Мышкин — прирожденный оратор. Несмотря на то, что его останавливают чуть ли не после каждого слова, он умудряется не сбиться, не потерять нить. Первоприсутствующий в ужасе оттого, что не может заставить этого человека замолчать.
— Довольно! — кричит он не своим голосом.
— Перехожу к другому предмету, — заявляет Мышкин, уже сказав то, что считал нужным сказать по существу дела.
Теперь он перечисляет незаконные меры, принятые против него во время предварительного следствия.
— После первого же допроса, — сообщает он, — я за нежелание отвечать на некоторые
— Ваше заявление голословно, — прерывает его Петерс.
— О заковке в кандалы, — возражает Мышкин, — имеется протокол.
— Эти меры были приняты на дознании. Особому присутствию не подлежит рассмотрение действий лиц, принимавших эти меры.
— Так нас могут пытать, мучить, — говорит Мышкин, возвышая голос. — А мы не только не можем искать правду, нас лишают даже возможности довести до сведения общества, что на Руси обращаются с политическими преступниками хуже, чем турки с христианами.
— Ваши заявления голословны, — еще раз повторяет Петерс.
— Я подавал жалобы, но они не приложены к делу, а спрятаны под зеленое сукно. Сидеть в одиночном заключении без книг — это очень тяжелая пытка. Можно ли удивляться, что в нашей среде оказался такой громадный процент смертности и сумасшествия?
— Теперь не время и незачем заявлять об этом.
— Неужели, — спрашивает Мышкин, — ценою каторги, которая нас ждет, мы не купили себе право говорить на суде о насилиях физических и нравственных, которым «ас подвергали? На каждом слове нам зажимают рот.
— Вы высказали все, что хотели. Вам никто не зажимает рот.
— Если позволите, я кончу,
— Нет, я не могу позволить.
— После всех многочисленных перерывов, — говорит Мышкин, — которых я удостоился со стороны первоприсутствующего, мне остается сделать одно, вероятно, последнее заявление. Теперь для всех очевидно, что здесь не может раздаваться правдивая речь. Теперь я могу, я имею право сказать, что это не суд, а пустая комедия или нечто худшее, более отвратительное, более позорное, чем дом терпимости. Там женщина из-за нужды торгует своим телом, а здесь…

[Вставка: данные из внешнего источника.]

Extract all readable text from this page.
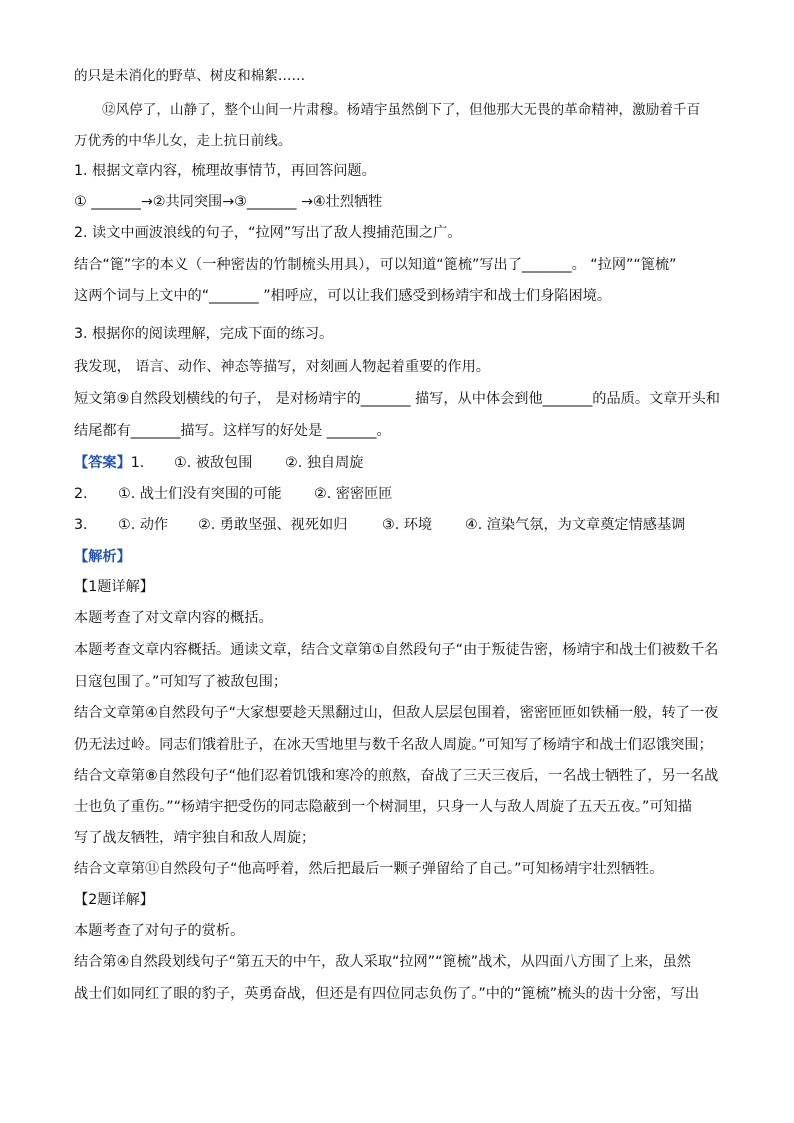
的只是未消化的野草、树皮和棉絮……
⑫风停了，山静了，整个山间一片肃穆。杨靖宇虽然倒下了，但他那大无畏的革命精神，激励着千百
万优秀的中华儿女，走上抗日前线。
1. 根据文章内容，梳理故事情节，再回答问题。
① _______→②共同突围→③_______ →④壮烈牺牲
2. 读文中画波浪线的句子，“拉网”写出了敌人搜捕范围之广。
结合“篦”字的本义（一种密齿的竹制梳头用具），可以知道“篦梳”写出了_______。 “拉网”“篦梳”
这两个词与上文中的“_______ ”相呼应，可以让我们感受到杨靖宇和战士们身陷困境。
3. 根据你的阅读理解，完成下面的练习。
我发现， 语言、动作、神态等描写，对刻画人物起着重要的作用。
短文第⑨自然段划横线的句子， 是对杨靖宇的_______ 描写，从中体会到他_______的品质。文章开头和
结尾都有_______描写。这样写的好处是 _______。
【答案】1. ①. 被敌包围 ②. 独自周旋
2. ①. 战士们没有突围的可能 ②. 密密匝匝
3. ①. 动作 ②. 勇敢坚强、视死如归 ③. 环境 ④. 渲染气氛，为文章奠定情感基调
【解析】
【1题详解】
本题考查了对文章内容的概括。
本题考查文章内容概括。通读文章，结合文章第①自然段句子“由于叛徒告密，杨靖宇和战士们被数千名
日寇包围了。”可知写了被敌包围；
结合文章第④自然段句子“大家想要趁天黑翻过山，但敌人层层包围着，密密匝匝如铁桶一般，转了一夜
仍无法过岭。同志们饿着肚子，在冰天雪地里与数千名敌人周旋。”可知写了杨靖宇和战士们忍饿突围；
结合文章第⑧自然段句子“他们忍着饥饿和寒冷的煎熬，奋战了三天三夜后，一名战士牺牲了，另一名战
士也负了重伤。”“杨靖宇把受伤的同志隐蔽到一个树洞里，只身一人与敌人周旋了五天五夜。”可知描
写了战友牺牲，靖宇独自和敌人周旋；
结合文章第⑪自然段句子“他高呼着，然后把最后一颗子弹留给了自己。”可知杨靖宇壮烈牺牲。
【2题详解】
本题考查了对句子的赏析。
结合第④自然段划线句子“第五天的中午，敌人采取“拉网”“篦梳”战术，从四面八方围了上来，虽然
战士们如同红了眼的豹子，英勇奋战，但还是有四位同志负伤了。”中的“篦梳”梳头的齿十分密，写出
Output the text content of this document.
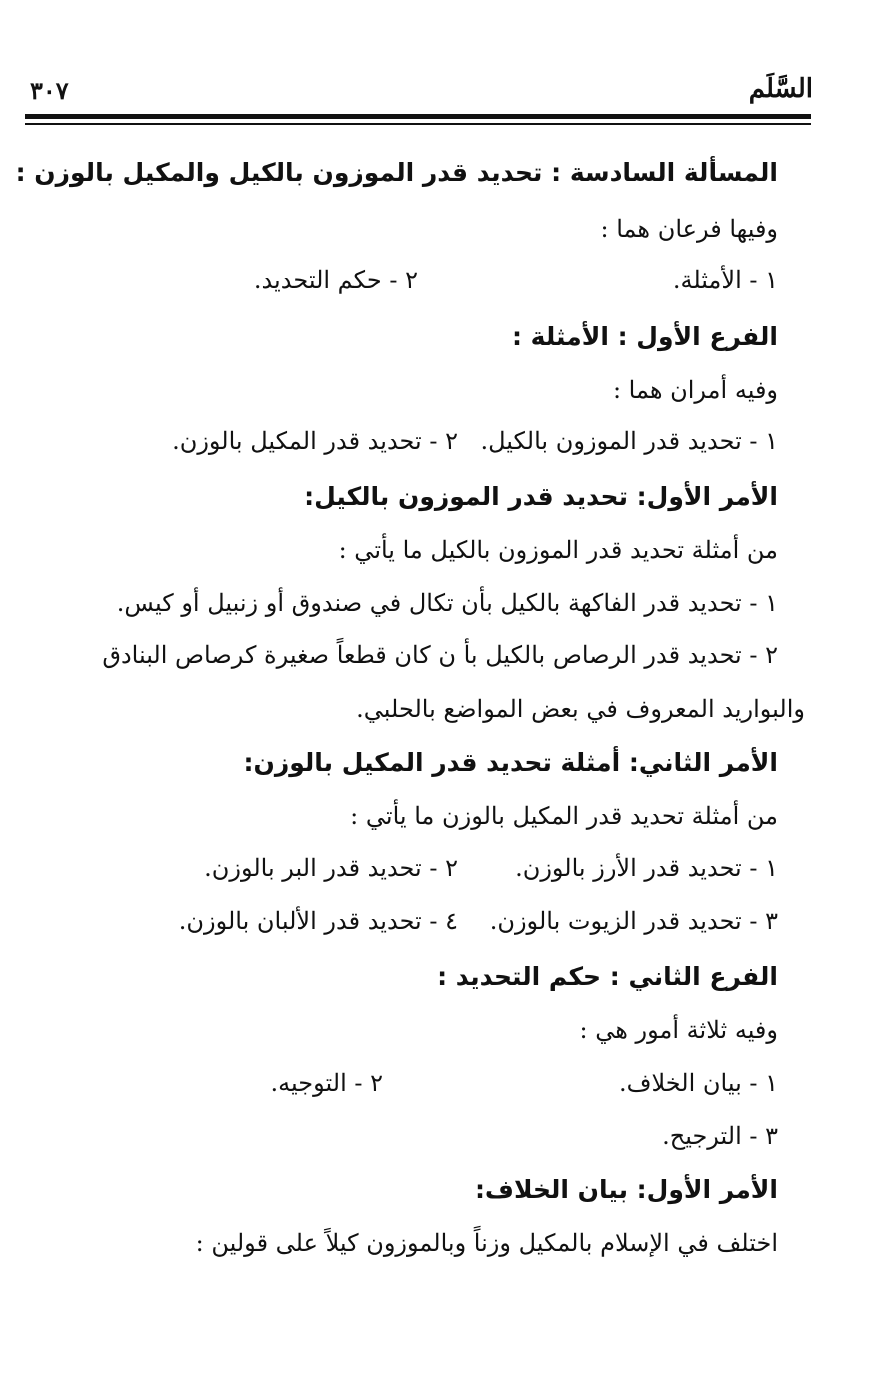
٣٠٧	السَّلَم
المسألة السادسة : تحديد قدر الموزون بالكيل والمكيل بالوزن :
وفيها فرعان هما :
١ - الأمثلة.
٢ - حكم التحديد.
الفرع الأول : الأمثلة :
وفيه أمران هما :
١ - تحديد قدر الموزون بالكيل.
٢ - تحديد قدر المكيل بالوزن.
الأمر الأول: تحديد قدر الموزون بالكيل:
من أمثلة تحديد قدر الموزون بالكيل ما يأتي :
١ - تحديد قدر الفاكهة بالكيل بأن تكال في صندوق أو زنبيل أو كيس.
٢ - تحديد قدر الرصاص بالكيل بأ ن كان قطعاً صغيرة كرصاص البنادق
والبواريد المعروف في بعض المواضع بالحلبي.
الأمر الثاني: أمثلة تحديد قدر المكيل بالوزن:
من أمثلة تحديد قدر المكيل بالوزن ما يأتي :
١ - تحديد قدر الأرز بالوزن.
٢ - تحديد قدر البر بالوزن.
٣ - تحديد قدر الزيوت بالوزن.
٤ - تحديد قدر الألبان بالوزن.
الفرع الثاني : حكم التحديد :
وفيه ثلاثة أمور هي :
١ - بيان الخلاف.
٢ - التوجيه.
٣ - الترجيح.
الأمر الأول: بيان الخلاف:
اختلف في الإسلام بالمكيل وزناً وبالموزون كيلاً على قولين :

— Уведите его! — кричит Петерс.
Жандармы оттесняют Мышкина от других подсудимых. В ход идут кулаки, слышны стоны, крики. Жандармский офицер, гремя шпорами, бросается по ступеням наверх, одной рукой обхватывает Мышкина, другой зажимает ему рот. Мышкин вырывается и кричит:
— Здесь сенаторы из подлости, из холопства, из-за чинов и окладов торгуют чужой жизнью, истиной и справедливостью!..
В зале смятение, крики. Из толпы окруживших Мышкина голубых мундиров доносится его сдавленный голос:
— Торгуют всем, что есть дорогого для человечества.
Кто-то вскочил на стул и оттуда в исступлении выкрикивает:
— Негодяи! Подлецы! Холопы!
— Да успокойтесь же, да нельзя же так! — надрываются защитники, но их голоса тонут в общем шуме.
— Я прикажу пустить в ход оружие, — предупреждает Петерс.
Сабли обнажены. Кажется, вот-вот польется кровь. У кого-то из публики нервы не выдерживают напряжения. Раздается истерический крик. За ним второй, третий — уже в других концах залы. Какая-то женщина плачет навзрыд. Кто-то из защитников падает в обморок.